Boris Johnson’s close aide and ally Lord Udny-Lister is facing scrutiny over calls to investigate his alleged role in helping the UK government to “broker” China’s purchase of the new embassy near the Tower of London, after The Sunday Times revealed a potential conflict of interest involved in the deal.
The prime minister’s chief strategy adviser – who received a Conservative life peerage last year and was previously referred to as Sir Edward Lister – was appointed by then-Foreign Secretary Johnson to lead talks on the £255-million purchase that took place between 2017-2018.
However, The Sunday Times says that at the time Lord Udny-Lister also held paid positions at “the property firm representing Beijing and the developer that sold the site.”
The lord worked as a paid consultant for CBRE – the American estate agency that helped China to find and buy the site – and as a paid advisor to British property firm Delancey, which owned the Royal Mint Court.
However, CBRE’s spokesperson told the MailOnline that “Sir Edward Lister did not have any involvement with CBRE on the Royal Mint Court transaction.”
“He was employed as consultant with CBRE between October 2016 and December 2017,” the real estate giant said in a statement.
Delancey also explained to The Sunday Times that Lord Lister was not involved in negotiations.

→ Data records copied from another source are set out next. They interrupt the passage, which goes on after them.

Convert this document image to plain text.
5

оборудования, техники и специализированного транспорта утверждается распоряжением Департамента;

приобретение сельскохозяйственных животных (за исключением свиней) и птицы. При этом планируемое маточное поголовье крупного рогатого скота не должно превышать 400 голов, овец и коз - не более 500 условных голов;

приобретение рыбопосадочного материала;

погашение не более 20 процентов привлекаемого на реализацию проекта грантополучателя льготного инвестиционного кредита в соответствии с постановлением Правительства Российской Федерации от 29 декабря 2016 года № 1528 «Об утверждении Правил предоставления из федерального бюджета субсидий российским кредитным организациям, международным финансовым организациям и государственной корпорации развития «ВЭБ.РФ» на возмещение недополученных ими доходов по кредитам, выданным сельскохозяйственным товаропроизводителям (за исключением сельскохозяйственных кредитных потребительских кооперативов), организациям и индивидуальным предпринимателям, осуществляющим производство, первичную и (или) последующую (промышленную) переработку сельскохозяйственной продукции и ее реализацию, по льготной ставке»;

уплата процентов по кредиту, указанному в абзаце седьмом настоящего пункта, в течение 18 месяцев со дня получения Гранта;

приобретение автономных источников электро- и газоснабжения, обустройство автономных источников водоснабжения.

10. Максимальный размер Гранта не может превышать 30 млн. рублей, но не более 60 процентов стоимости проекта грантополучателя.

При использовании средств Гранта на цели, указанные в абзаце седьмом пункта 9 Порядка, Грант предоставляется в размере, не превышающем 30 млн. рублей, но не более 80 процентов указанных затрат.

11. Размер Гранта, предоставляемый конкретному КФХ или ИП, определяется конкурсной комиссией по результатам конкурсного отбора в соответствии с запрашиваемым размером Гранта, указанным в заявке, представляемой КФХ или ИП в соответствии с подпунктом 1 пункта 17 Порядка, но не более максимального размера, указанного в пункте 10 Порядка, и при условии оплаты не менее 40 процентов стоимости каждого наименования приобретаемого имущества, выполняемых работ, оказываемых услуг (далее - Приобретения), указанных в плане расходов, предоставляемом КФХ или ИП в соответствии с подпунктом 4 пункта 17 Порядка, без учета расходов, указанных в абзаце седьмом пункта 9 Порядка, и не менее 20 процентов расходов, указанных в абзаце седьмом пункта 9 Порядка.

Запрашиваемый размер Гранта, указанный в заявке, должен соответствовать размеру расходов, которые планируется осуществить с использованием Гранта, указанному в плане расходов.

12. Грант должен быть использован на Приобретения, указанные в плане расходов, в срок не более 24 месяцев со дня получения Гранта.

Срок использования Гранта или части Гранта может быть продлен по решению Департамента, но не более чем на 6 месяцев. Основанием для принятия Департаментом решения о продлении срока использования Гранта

The Downing Street source insisted to the paper that the official’s work was “in line with the Cabinet Office's code of conduct for board members.”
But not everyone is convinced, with ex-Chairman of the Committee on Standards in Public Life Sir Alistair Graham calling on the UK Foreign Office “to investigate whether he [Lord Lister] satisfied the seven principles of public life.”
Lord Lister is yet to comment on the development.
Royal Mint Court & the Chinese Embassy move— Andrew Wood (@Andrewwood17) November 13, 2020
Public consultation starts next week
This may well be one of the most complex planning applications in TH history even if you ignore the political issues
It is a huge site, next to the Tower of London
Parts are Grade II listed
The Chinese embassy bought the pricy site in 2018 from Delancey, which ten years prior acquired it from the Queen’s public estate for £51 million. The building, constructed in 1809, was once home to the Royal Mint. There is also one more distinguishing feature about the location – the building sits on the foundations of St Mary Graces Abbey where hundreds or even thousands of people were buried during the Black Death in the 14th century.
Archaeologists and city councillors now fear that the Chinese Embassy project will unearth these bodies and damage the building’s foundation.